From the file name — “Book-Cover-Best-Idea.png” — I assume that you’re only intending this as a concept sketch, not the finished artwork, which is a good thing. But It’s still not good. The combination of images — a face in a pool or puddle; stacked pebbles; a lamp that is, I dunno, spreading seeds or something?…  None of it, individually or as a whole, conveys anything about the book, and certainly has no relation to the description you sent.

The purpose of your cover is to attract the attention and interest of a reader who would want to read your book. Can you honestly say that any part of your cover would catch the attention of someone who wants to read about workplace sexual politics in the 1920s?

Thanks to the art deco movement, the period of the 1920s has some very clear and recognizable visual motifs. Use them.

The Blissful Plague

The author says:

Sara Glen just received wonderful news from her at home DNA testing kit. At least that is what the company personally called to tell her. An emerging disease is robbing children of their memories leaving them shadows of their former selves. She has the key to curing the horrible disease before it becomes a plague but doing so will end her life.

Nathan says:

The synopsis sounds like a medical thriller; the cover seems more like SF-flavored lit fic.  I don’t know which one to believe.

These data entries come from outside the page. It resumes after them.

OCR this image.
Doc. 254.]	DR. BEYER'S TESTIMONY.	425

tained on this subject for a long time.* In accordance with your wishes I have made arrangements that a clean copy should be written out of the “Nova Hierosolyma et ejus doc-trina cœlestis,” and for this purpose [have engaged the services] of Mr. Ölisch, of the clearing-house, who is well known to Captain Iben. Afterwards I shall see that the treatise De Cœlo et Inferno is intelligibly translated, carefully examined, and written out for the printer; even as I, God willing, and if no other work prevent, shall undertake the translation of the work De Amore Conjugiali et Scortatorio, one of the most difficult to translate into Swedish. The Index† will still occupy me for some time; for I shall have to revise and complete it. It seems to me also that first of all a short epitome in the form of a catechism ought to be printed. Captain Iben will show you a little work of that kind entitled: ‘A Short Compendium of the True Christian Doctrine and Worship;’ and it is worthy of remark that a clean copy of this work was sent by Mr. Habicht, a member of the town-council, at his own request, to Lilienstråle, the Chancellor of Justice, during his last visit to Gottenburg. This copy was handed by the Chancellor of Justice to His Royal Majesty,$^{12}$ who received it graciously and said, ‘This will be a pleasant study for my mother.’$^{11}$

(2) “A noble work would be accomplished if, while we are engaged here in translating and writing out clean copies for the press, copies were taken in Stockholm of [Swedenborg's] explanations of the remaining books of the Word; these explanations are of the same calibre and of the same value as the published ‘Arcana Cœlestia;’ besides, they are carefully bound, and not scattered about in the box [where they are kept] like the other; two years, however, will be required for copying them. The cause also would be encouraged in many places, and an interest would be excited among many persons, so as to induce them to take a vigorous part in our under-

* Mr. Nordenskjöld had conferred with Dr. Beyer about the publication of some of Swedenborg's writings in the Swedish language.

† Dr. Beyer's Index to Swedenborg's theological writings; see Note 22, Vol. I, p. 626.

On a pure design note, the type is completely unreadable against that background in thumbnail, and doesn’t really please the eye in full size; you have plenty of contrast in the hues used, but the value (light and dark) is so close that the eye rebels.

Other comments?

Candy Shopping at the End of the World [resubmit]

The author says:

I plan on hiring someone for a re-design, but I thought it was worth getting feedback on this draft.

The world is falling apart due to climate catastrophe, violent insurrections, and government corruption. Suburban father Howard Hall decides to take matters into his own hands against one of the men he views as responsible for the societal decay; the candy mogul Li Wen. After modifying his RV into a vehicle of war, he leads his family on a siege of the Wen Estate. However, the battle proves to be more complicated than expected when a group of teenage punks show up to terrorize both the Hall family and Wen’s personal army.

This short novel is a satirical action thriller set in the very near future of the United States. The target audience is adult fans of humorous speculative fiction and would likely appeal to fans of authors like Thomas Pynchon, Norman Spinrad, William S. Burroughs, Nick Mamatas, and Carlton Mellick III.

[original submission and comments here]

Nathan says:

It’s an improvement, but not much of one; the title overlapping on the skull pulls focus away from it, and the candy still isn’t recognizable as such thanks to the color filters.  I think hiring someone is a good idea.